2 Ağustos 2010 Pazartesi

Dizi dizi diziler...

Malum Lost, Prison Break, Heroes filan derken, iyiden iyiye alıştık yabancı dizilere. Ben de açılışı her bir bölümünü merakla bekleyip, sıkılmadan izlediğim bi kaç diziden bahsederek yapayım dedim. Bahsi geçen dizilerden tadımlık birkaç bölüm izlemenizi tavsiye ederim. Belli mi olur belki seversiniz :)
Hustle

‘Our job is finding some one who wants something for nothing and then giving them nothing for something’
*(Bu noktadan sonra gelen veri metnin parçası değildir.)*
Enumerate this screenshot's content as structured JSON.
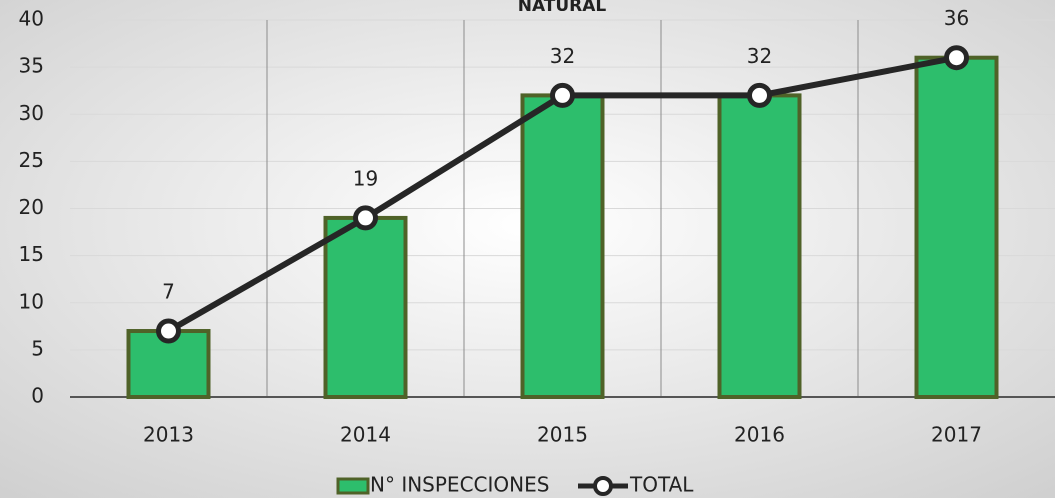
{
  "chart_data": {
    "type": "bar-line",
    "title": "NATURAL",
    "categories": [
      "2013",
      "2014",
      "2015",
      "2016",
      "2017"
    ],
    "series": [
      {
        "name": "N° INSPECCIONES",
        "type": "bar",
        "color": "#2dbe6c",
        "values": [
          7,
          19,
          32,
          32,
          36
        ]
      },
      {
        "name": "TOTAL",
        "type": "line",
        "color": "#262626",
        "values": [
          7,
          19,
          32,
          32,
          36
        ]
      }
    ],
    "ylim": [
      0,
      40
    ],
    "yticks": [
      0,
      5,
      10,
      15,
      20,
      25,
      30,
      35,
      40
    ],
    "grid": true,
    "legend": "bottom"
  }
}
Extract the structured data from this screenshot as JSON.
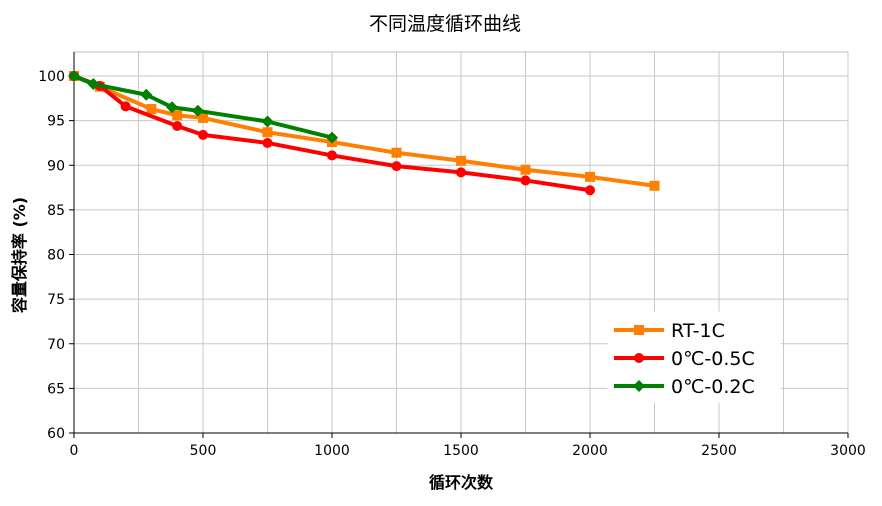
{
  "chart_data": {
    "type": "line",
    "title": "不同温度循环曲线",
    "xlabel": "循环次数",
    "ylabel": "容量保持率 (%)",
    "xlim": [
      0,
      3000
    ],
    "ylim": [
      60,
      100
    ],
    "xticks": [
      0,
      500,
      1000,
      1500,
      2000,
      2500,
      3000
    ],
    "yticks": [
      60,
      65,
      70,
      75,
      80,
      85,
      90,
      95,
      100
    ],
    "x_minor_grid_step": 250,
    "grid": true,
    "legend_position": "bottom-right",
    "series": [
      {
        "name": "RT-1C",
        "color": "#ff8000",
        "marker": "square",
        "x": [
          0,
          100,
          300,
          400,
          500,
          750,
          1000,
          1250,
          1500,
          1750,
          2000,
          2250
        ],
        "y": [
          100,
          98.8,
          96.3,
          95.6,
          95.3,
          93.7,
          92.6,
          91.4,
          90.5,
          89.5,
          88.7,
          87.7
        ]
      },
      {
        "name": "0℃-0.5C",
        "color": "#ff0000",
        "marker": "circle",
        "x": [
          0,
          100,
          200,
          400,
          500,
          750,
          1000,
          1250,
          1500,
          1750,
          2000
        ],
        "y": [
          100,
          98.9,
          96.6,
          94.4,
          93.4,
          92.5,
          91.1,
          89.9,
          89.2,
          88.3,
          87.2
        ]
      },
      {
        "name": "0℃-0.2C",
        "color": "#008000",
        "marker": "diamond",
        "x": [
          0,
          75,
          280,
          380,
          480,
          750,
          1000
        ],
        "y": [
          100,
          99.1,
          97.9,
          96.5,
          96.1,
          94.9,
          93.1
        ]
      }
    ]
  }
}
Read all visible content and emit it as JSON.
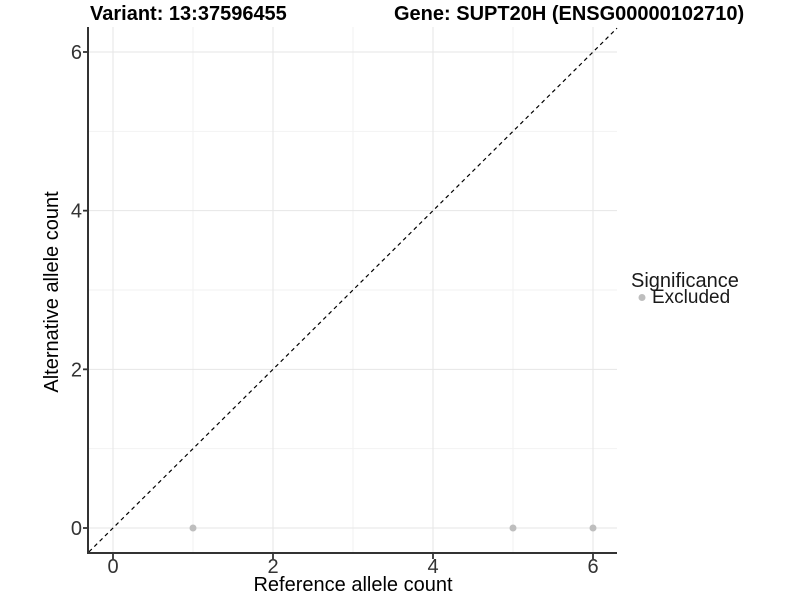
{
  "titles": {
    "variant": "Variant: 13:37596455",
    "gene": "Gene: SUPT20H (ENSG00000102710)"
  },
  "legend": {
    "title": "Significance",
    "items": [
      {
        "label": "Excluded",
        "color": "#bebebe"
      }
    ]
  },
  "colors": {
    "background": "#ffffff",
    "grid_major": "#e6e6e6",
    "grid_minor": "#f2f2f2",
    "axis": "#333333",
    "tick_text": "#333333",
    "dashed_line": "#000000",
    "point": "#bebebe"
  },
  "chart_data": {
    "type": "scatter",
    "title": "Variant: 13:37596455 — Gene: SUPT20H (ENSG00000102710)",
    "xlabel": "Reference allele count",
    "ylabel": "Alternative allele count",
    "xlim": [
      -0.3,
      6.3
    ],
    "ylim": [
      -0.315,
      6.315
    ],
    "x_ticks": [
      0,
      2,
      4,
      6
    ],
    "y_ticks": [
      0,
      2,
      4,
      6
    ],
    "x_minor_ticks": [
      1,
      3,
      5
    ],
    "y_minor_ticks": [
      1,
      3,
      5
    ],
    "grid": true,
    "legend_position": "right",
    "series": [
      {
        "name": "Excluded",
        "color": "#bebebe",
        "marker": "circle",
        "marker_radius": 3.5,
        "points": [
          [
            1,
            0
          ],
          [
            5,
            0
          ],
          [
            6,
            0
          ]
        ]
      }
    ],
    "identity_line": {
      "slope": 1,
      "intercept": 0,
      "style": "dashed",
      "color": "#000000"
    }
  }
}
Hepsi birbirinden yetenekli beş dolandırıcıdan oluşan bir ekiple birlikte yola çıkıyoruz. Amaçları diğer dolandırıcıları dolandırmak. Bi bakıma Robin Hood’un kendi hesabına çalışan versiyonu gibiler. Kötüden alıp kendi aralarında bölüşüyolar J Ön hazırlık gerektiren, ayrıntılı planlar yapıyor ve hayata geçiriyorlar. Hedefi seçerken prensipleri gayet basit. Hiç bir şey vermeden bir şeyler elde etmeye çalışan kötü adamları buluyor ve onlara bir şeyler karşılığında hiç bir şey veriyorlar. Diğer dolandırıcılardan en büyük farkları asla masum insanlara dokunmamaları. Sebebi de gayet mantıklı, dürüst bir adamı asla dolandıramazsın.
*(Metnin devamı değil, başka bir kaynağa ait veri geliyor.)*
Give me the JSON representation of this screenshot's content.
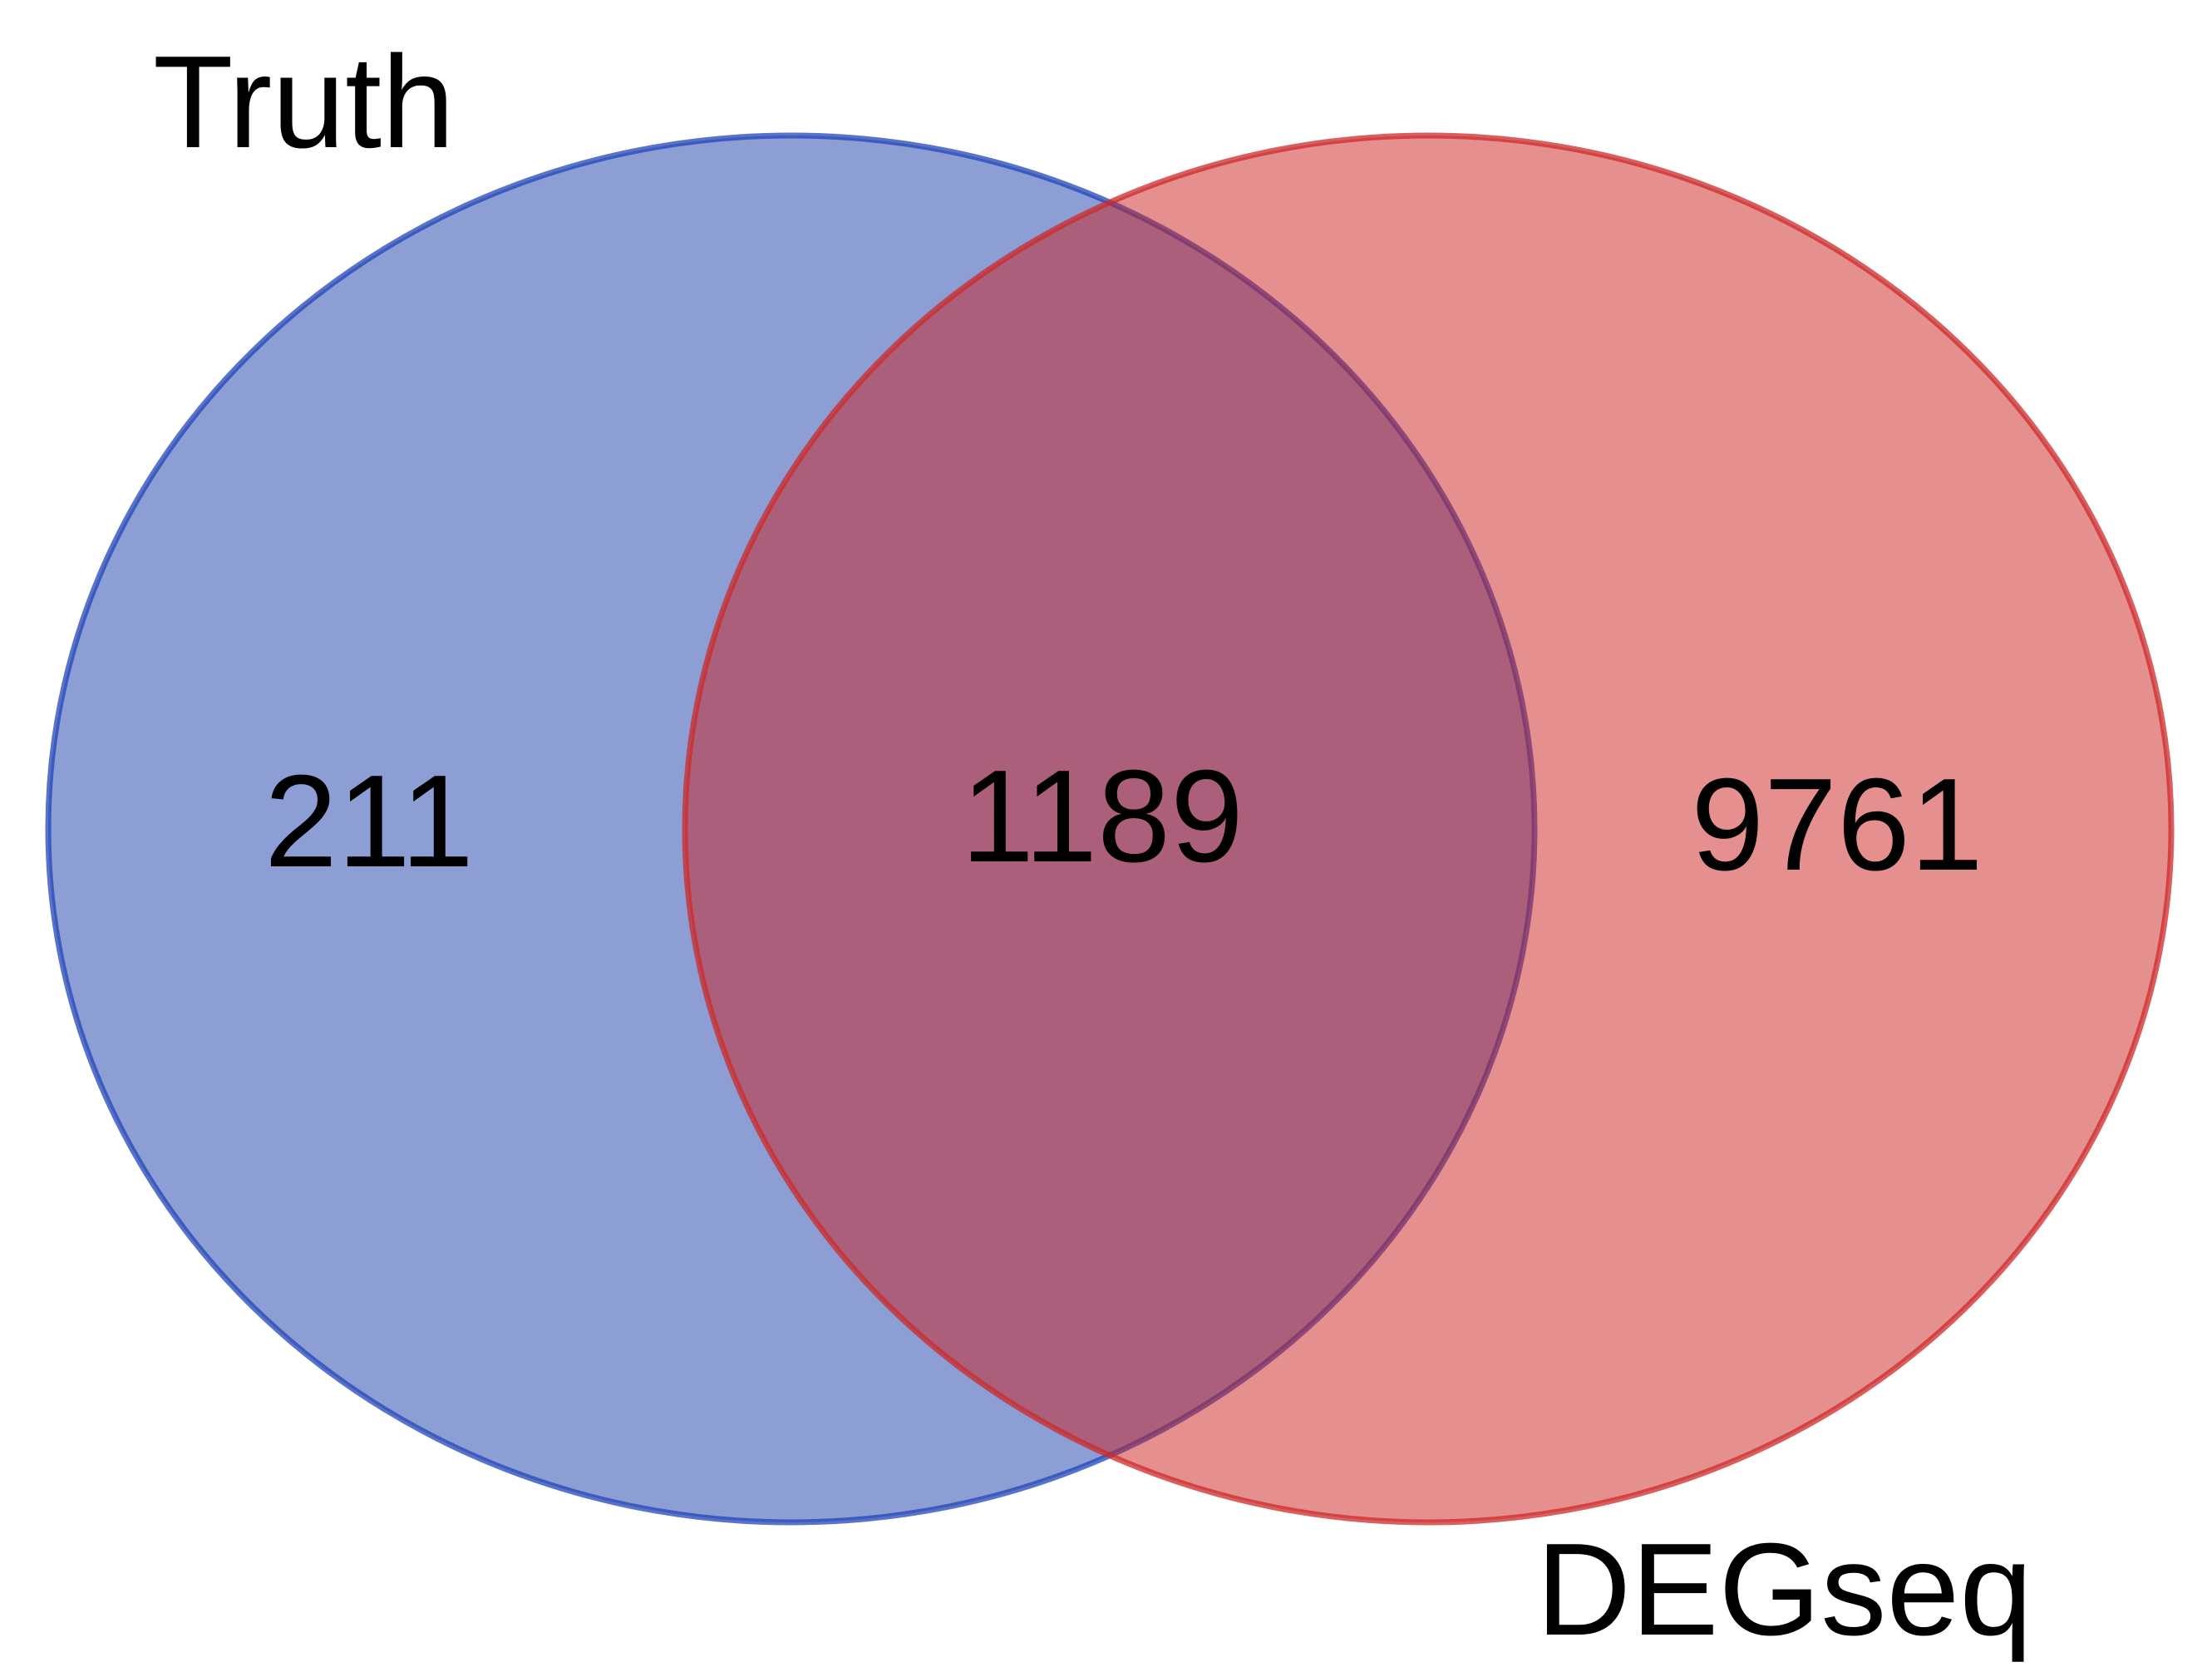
{
  "diagram": {
    "type": "venn",
    "sets": [
      {
        "id": "truth",
        "label": "Truth",
        "fill": "#1a3eaa",
        "stroke": "#2244b8",
        "fill_opacity": 0.5
      },
      {
        "id": "degseq",
        "label": "DEGseq",
        "fill": "#cc1f1f",
        "stroke": "#cc2a2a",
        "fill_opacity": 0.5
      }
    ],
    "regions": {
      "truth_only": "211",
      "both": "1189",
      "degseq_only": "9761"
    },
    "background": "#ffffff"
  }
}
Ocean ve ekibinin yaptıklarını izlerken keyif almışsanız diziden sıkılmanız için sebep yok.
Bir ara TNT de de yayınlanmış dizi 6 şar bölümlük 5 sezondan oluşuyor. BBC de yayınlanan dizinin 6. Sezonu da son bölümle bitmiş durumda.
The Mentalist
Üstat Sherlock Holmes e göre, imkansız olanı elediğinde geriye kalan, ne kadar olanaksız olursa olsun gerçektir. Gerçeğe ulaşmak için mantığına güvenir, gerekirse zor kullanır, kanuna aykırı davranır, inanmadığı tek şey vardır… doğaüstü güçler. Ne falcılarla işi olur ne de medyumlarla.
Esas adam Patrick Jane eski bir medyum olmasına rağmen, aslında tam da Holmes’un öğrencisi, hatta eşiti olacak bir adam. Medyum Jane, insanlara onlar hakkında kimsenin bilmediği sırlardan bahsederken yaptığı onların hareketlerini okumaktan fazlası değildir. O da Holmes gibi gözlem yapmaya, akla ve mantık zincirine inanır. Karakter okur, insanların mimik ve jestlerinden çıkarımlar yapar.
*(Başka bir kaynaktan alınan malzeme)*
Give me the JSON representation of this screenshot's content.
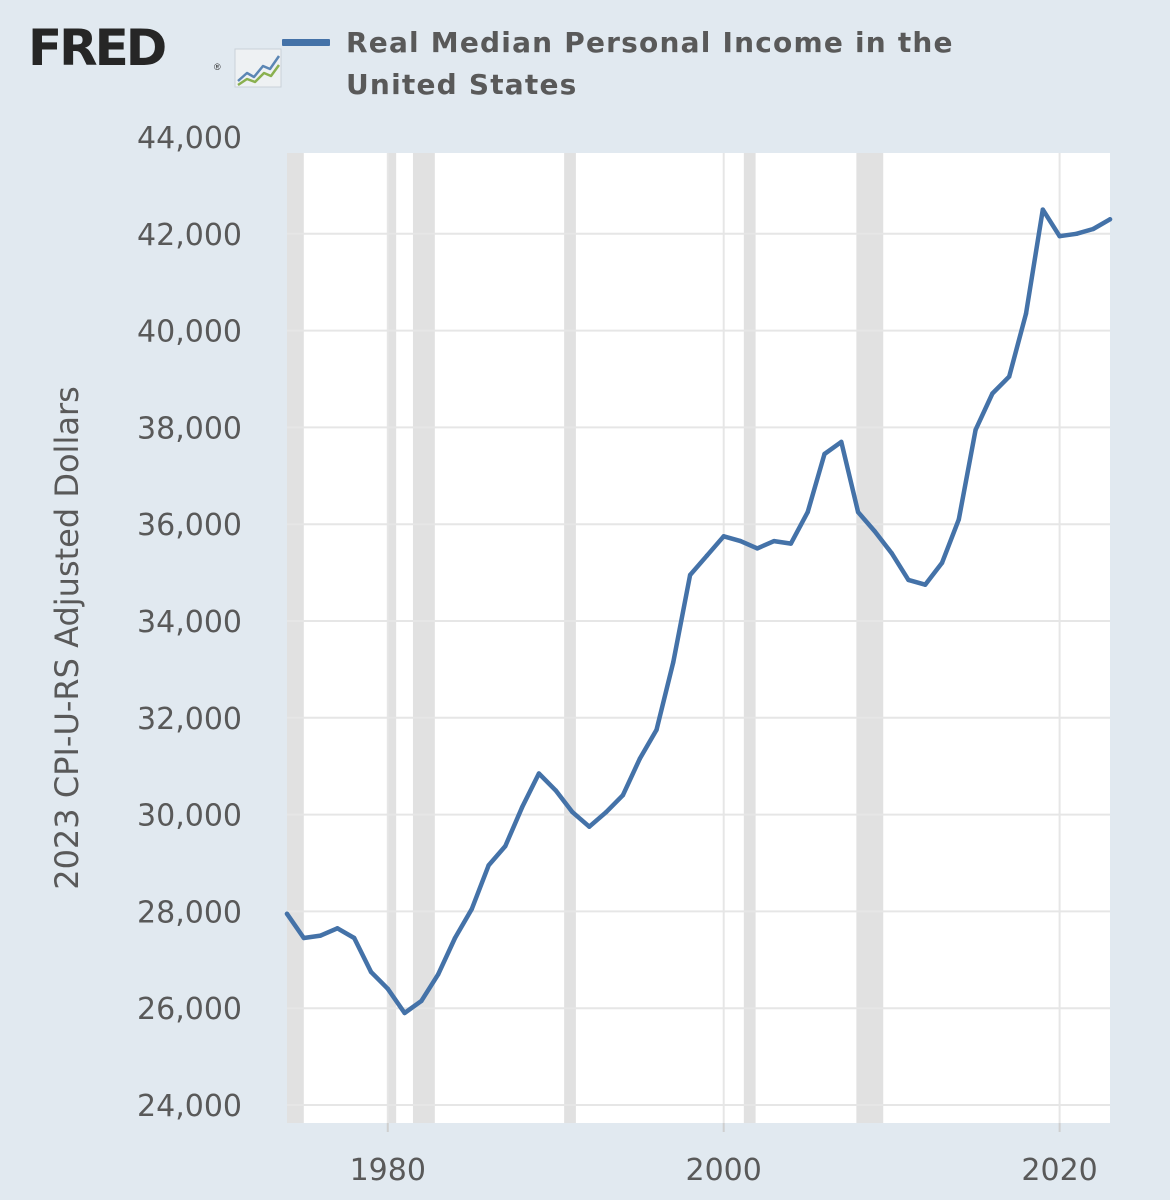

Sahte medyumlukla hızlı bir giriş yaptığı gösteri dünyasında hızla yükselirken karısı ve kızının öldürmesiyle bütün hayatı değişir. Eski işini bırakarak yeteneklerini bu defa suçluların yakalanmasına adar. Her ne kadar kanunun yanında yer alsa da hayattaki tek hedefi ailesinin katili olan Red John takma adlı adamı yakalamaktır ve bu uğurda karşısına çıkacak herhangi bir engeli ne pahasına olursa olsun aşmaya kararlıdır.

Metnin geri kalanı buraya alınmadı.